Director: Francois Ozon

Actors: Melvil Poupaud, Christian Sengelwald, Jeanne Moreau

Release Date: Monday 30th November -0001

A pretentious, Paris-based fashion photographer Romain (Poupaud) learns that he has only three months to live due to a malignant cancer tumour. Opting to go without treatment because the chances of survival are minimum (and because the chemo will ruin his hair), Romain begins to sees the world in a different light and doesn't see a reason to be anything but honest anymore. During a family dinner he cruelly insults his sister Sophie (Hippeau) and gets a lift home with his father only to get him to stop off to buy a gram of coke. Upon arrival to his luscious apartment, Romain has sex with his live-in boyfriend (Sengelwald) one last time before booting him out and then goes to visits his grandmother (Moreau) whom he hasn't seen in years.
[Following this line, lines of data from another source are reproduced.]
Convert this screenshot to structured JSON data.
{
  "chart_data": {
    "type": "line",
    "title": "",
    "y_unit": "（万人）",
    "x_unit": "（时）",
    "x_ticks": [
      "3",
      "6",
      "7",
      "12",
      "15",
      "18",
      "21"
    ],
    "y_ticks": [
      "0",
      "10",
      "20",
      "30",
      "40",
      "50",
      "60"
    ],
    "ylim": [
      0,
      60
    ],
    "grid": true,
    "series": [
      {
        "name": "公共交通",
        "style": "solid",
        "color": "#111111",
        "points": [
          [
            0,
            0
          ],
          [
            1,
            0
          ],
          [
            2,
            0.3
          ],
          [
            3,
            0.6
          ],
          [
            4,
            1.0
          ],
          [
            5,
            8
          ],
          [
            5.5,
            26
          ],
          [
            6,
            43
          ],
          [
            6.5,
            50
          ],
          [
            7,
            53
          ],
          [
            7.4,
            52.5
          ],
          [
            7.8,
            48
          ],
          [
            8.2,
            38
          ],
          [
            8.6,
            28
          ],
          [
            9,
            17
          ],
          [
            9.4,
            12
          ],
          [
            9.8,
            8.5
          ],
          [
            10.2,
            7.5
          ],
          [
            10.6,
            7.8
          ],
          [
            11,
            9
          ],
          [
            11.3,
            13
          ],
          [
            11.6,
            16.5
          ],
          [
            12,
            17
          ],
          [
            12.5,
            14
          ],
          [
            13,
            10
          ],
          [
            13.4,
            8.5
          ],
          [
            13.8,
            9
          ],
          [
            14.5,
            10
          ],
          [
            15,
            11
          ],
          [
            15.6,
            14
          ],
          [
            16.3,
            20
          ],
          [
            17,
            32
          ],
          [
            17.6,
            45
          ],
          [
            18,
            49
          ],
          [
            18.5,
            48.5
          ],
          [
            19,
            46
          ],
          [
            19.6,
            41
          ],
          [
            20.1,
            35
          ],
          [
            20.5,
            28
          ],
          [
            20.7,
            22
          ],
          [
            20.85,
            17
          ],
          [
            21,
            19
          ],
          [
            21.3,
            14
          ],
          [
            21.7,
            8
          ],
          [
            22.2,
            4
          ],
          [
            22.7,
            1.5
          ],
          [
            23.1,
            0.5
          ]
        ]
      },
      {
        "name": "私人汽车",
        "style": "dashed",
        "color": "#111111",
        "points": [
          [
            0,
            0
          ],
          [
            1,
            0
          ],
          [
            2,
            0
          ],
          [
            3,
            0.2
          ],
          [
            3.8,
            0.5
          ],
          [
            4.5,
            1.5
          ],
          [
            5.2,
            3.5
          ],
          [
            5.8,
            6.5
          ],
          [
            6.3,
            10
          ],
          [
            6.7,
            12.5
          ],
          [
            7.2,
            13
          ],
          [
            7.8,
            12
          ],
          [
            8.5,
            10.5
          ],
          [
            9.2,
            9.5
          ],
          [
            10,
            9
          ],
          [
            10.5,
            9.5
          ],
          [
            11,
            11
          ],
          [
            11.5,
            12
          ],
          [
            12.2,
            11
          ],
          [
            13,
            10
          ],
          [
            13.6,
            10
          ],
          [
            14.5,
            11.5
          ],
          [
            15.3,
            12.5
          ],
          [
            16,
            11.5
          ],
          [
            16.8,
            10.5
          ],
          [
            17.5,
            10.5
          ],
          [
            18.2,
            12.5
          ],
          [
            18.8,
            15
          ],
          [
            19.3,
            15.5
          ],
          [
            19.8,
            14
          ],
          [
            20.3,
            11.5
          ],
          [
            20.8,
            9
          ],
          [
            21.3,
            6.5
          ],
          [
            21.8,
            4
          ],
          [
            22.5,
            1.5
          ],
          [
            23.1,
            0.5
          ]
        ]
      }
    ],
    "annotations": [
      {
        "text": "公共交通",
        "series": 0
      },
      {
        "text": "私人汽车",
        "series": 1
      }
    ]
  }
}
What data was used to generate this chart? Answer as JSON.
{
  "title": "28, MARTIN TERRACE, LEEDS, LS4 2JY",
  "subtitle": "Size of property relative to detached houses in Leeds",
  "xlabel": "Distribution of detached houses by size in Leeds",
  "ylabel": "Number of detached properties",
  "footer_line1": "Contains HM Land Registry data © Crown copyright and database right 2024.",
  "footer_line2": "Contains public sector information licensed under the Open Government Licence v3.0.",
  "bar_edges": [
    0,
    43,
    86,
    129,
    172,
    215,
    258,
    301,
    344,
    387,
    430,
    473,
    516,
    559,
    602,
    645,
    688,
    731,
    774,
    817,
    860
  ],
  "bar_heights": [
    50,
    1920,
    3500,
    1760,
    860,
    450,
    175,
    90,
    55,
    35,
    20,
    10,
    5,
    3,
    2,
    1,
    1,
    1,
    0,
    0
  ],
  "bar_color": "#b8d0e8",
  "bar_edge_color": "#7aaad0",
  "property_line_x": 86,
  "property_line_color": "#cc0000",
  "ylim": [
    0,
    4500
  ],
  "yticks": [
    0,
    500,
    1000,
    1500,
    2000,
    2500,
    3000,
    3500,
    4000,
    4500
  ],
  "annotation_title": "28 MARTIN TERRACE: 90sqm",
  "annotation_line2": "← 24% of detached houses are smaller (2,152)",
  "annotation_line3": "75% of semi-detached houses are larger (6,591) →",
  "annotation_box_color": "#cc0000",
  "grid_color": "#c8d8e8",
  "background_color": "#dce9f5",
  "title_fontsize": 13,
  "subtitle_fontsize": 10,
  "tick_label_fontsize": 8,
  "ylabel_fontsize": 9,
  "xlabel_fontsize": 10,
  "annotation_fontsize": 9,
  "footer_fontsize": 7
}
On his way back, he is propositioned by a childless woman who offers Romain money if he can impregnate her. The strange situation makes Romain consider his legacy to a world he is not long for.
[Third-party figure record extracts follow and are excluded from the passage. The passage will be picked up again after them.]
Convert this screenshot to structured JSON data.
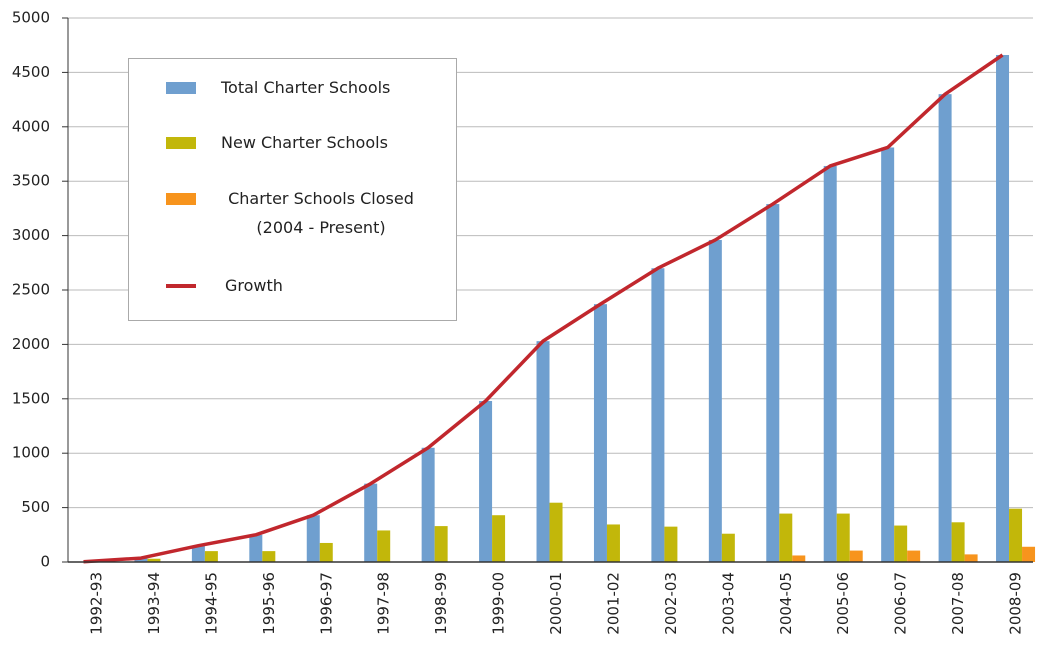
{
  "chart_data": {
    "type": "bar",
    "categories": [
      "1992-93",
      "1993-94",
      "1994-95",
      "1995-96",
      "1996-97",
      "1997-98",
      "1998-99",
      "1999-00",
      "2000-01",
      "2001-02",
      "2002-03",
      "2003-04",
      "2004-05",
      "2005-06",
      "2006-07",
      "2007-08",
      "2008-09"
    ],
    "series": [
      {
        "name": "Total Charter Schools",
        "color": "#6f9fcf",
        "values": [
          2,
          36,
          150,
          250,
          430,
          720,
          1050,
          1480,
          2030,
          2370,
          2700,
          2960,
          3290,
          3640,
          3810,
          4300,
          4660
        ]
      },
      {
        "name": "New Charter Schools",
        "color": "#c2b70a",
        "values": [
          2,
          30,
          100,
          100,
          175,
          290,
          330,
          430,
          545,
          345,
          325,
          260,
          445,
          445,
          335,
          365,
          490
        ]
      },
      {
        "name": "Charter Schools Closed\n(2004 - Present)",
        "color": "#f7941d",
        "values": [
          null,
          null,
          null,
          null,
          null,
          null,
          null,
          null,
          null,
          null,
          null,
          null,
          60,
          105,
          105,
          70,
          140
        ]
      },
      {
        "name": "Growth",
        "type": "line",
        "color": "#c1272d",
        "values": [
          2,
          36,
          150,
          250,
          430,
          720,
          1050,
          1480,
          2030,
          2370,
          2700,
          2960,
          3290,
          3640,
          3810,
          4300,
          4660
        ]
      }
    ],
    "ylim": [
      0,
      5000
    ],
    "yticks": [
      0,
      500,
      1000,
      1500,
      2000,
      2500,
      3000,
      3500,
      4000,
      4500,
      5000
    ],
    "grid": true
  }
}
What director Francois Ozon was clever in doing was to make us take a good look at the world and ourselves - both through Romain's eyes and our own simultaneously - and the end result fills us both full of hope and despair; but is it Romain's hope and our disappear or vice versa as both are left deliberately ambiguous. Ozon consciously rests his almost stationary camera on Poupaud throughout as we share everything with him for the last time - a meal, his stroll through the apartment etc. What makes Time To Leave stand out from the other 'last days' films like Death In Venice et al, is that Ozon, and Poupaud, never lapse into melodrama (although is not shy in its poignant moments) while making Romain full of regret for what could have been, yet satisfied with what he has achieved.